Sunday, October 25, 2015

In Retrospect

I'm looking back over my journal, and I'd like to share an amazing experience I had back on May 29. I was walking down the street, nothing unusual. A man who was mowing his yard said hi, told me he was selling his house. Then another man, stranger, old, breathing smoke from his cigarette, sitting on the stoop where it meets the street, greeted me.

"Do you have a girlfriend?" he asked.
"No" I responded.
"Why not?"
"I don't know, guess I haven't met anyone yet"

"Well" he started to tell me, "You can have the violin making life or the conventional life, but you can't have both." I did a double take, jaw dropped, I'd never met this guy before, but somehow he knew about my ambitions to be a violin maker. 

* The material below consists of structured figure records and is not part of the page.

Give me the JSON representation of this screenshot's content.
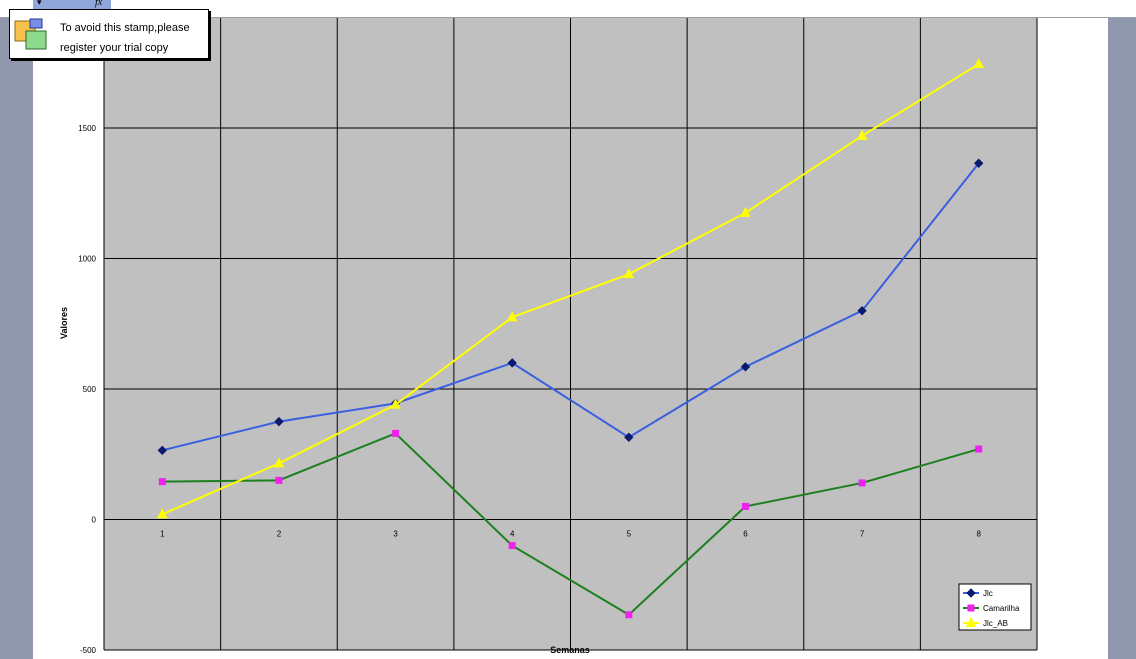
{
  "stamp": {
    "text": "To avoid this stamp,please\nregister your trial copy"
  },
  "toolbar": {
    "dropdown_glyph": "▾",
    "formula_icon": "fx-icon",
    "formula_glyph": "fx"
  },
  "colors": {
    "plot_bg": "#c0c0c0",
    "jlc": "#3a5fe0",
    "jlc_marker": "#0b1a6e",
    "camarilha": "#1d7f1d",
    "camarilha_marker": "#ee22ee",
    "jlc_ab": "#ffff00"
  },
  "chart_data": {
    "type": "line",
    "title": "",
    "xlabel": "Semanas",
    "ylabel": "Valores",
    "categories": [
      "1",
      "2",
      "3",
      "4",
      "5",
      "6",
      "7",
      "8"
    ],
    "ylim": [
      -500,
      1500
    ],
    "yticks": [
      "-500",
      "0",
      "500",
      "1000",
      "1500"
    ],
    "grid": true,
    "legend_position": "bottom-right",
    "series": [
      {
        "name": "Jlc",
        "color": "#3a5fe0",
        "marker": "diamond",
        "marker_color": "#0b1a6e",
        "values": [
          265,
          375,
          445,
          600,
          315,
          585,
          800,
          1365
        ]
      },
      {
        "name": "Camarilha",
        "color": "#1d7f1d",
        "marker": "square",
        "marker_color": "#ee22ee",
        "values": [
          145,
          150,
          330,
          -100,
          -365,
          50,
          140,
          270
        ]
      },
      {
        "name": "Jlc_AB",
        "color": "#ffff00",
        "marker": "triangle",
        "marker_color": "#ffff00",
        "values": [
          20,
          215,
          440,
          775,
          940,
          1175,
          1470,
          1745
        ]
      }
    ]
  }
}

While a lot of what he told me was very personal and surprisingly accurate, his basic advice rings true for anyone who reads this here, and is worth sharing and repeating. He did not ask me questions, but simply made statements as facts, for me to accept or not. He said that there is this dilemma in my life between the conventional life and my life, that I can't have both, and that I really need to plan: I can't leave it up to fate or luck, and that I need to take the time in my private space to get to know myself "because you don't know yourself as well as you think you do." You need to talk about what is important, but everyone is too impersonal. 

"Know yourself: to thine own self be true" he whispered, exhaling smoke. I wanted to know his name, and asked how he knew all this about me, but he cut me off, standing up saying he had things to do, and had to get back to Pittsburgh. (Ironically, I was born in Pittsburgh) I told him I understand, thanked him for talking, said good bye, and after a couple steps, looked over my shoulder to wave goodbye one last time. I never saw him walk away.

In my mind, I keep going back to the last thing I heard him say, like a ghost the words echo in my mind, and I've started to realize just how very important sharing yourself and what you know is.

"It would be wrong for me to withhold my advice."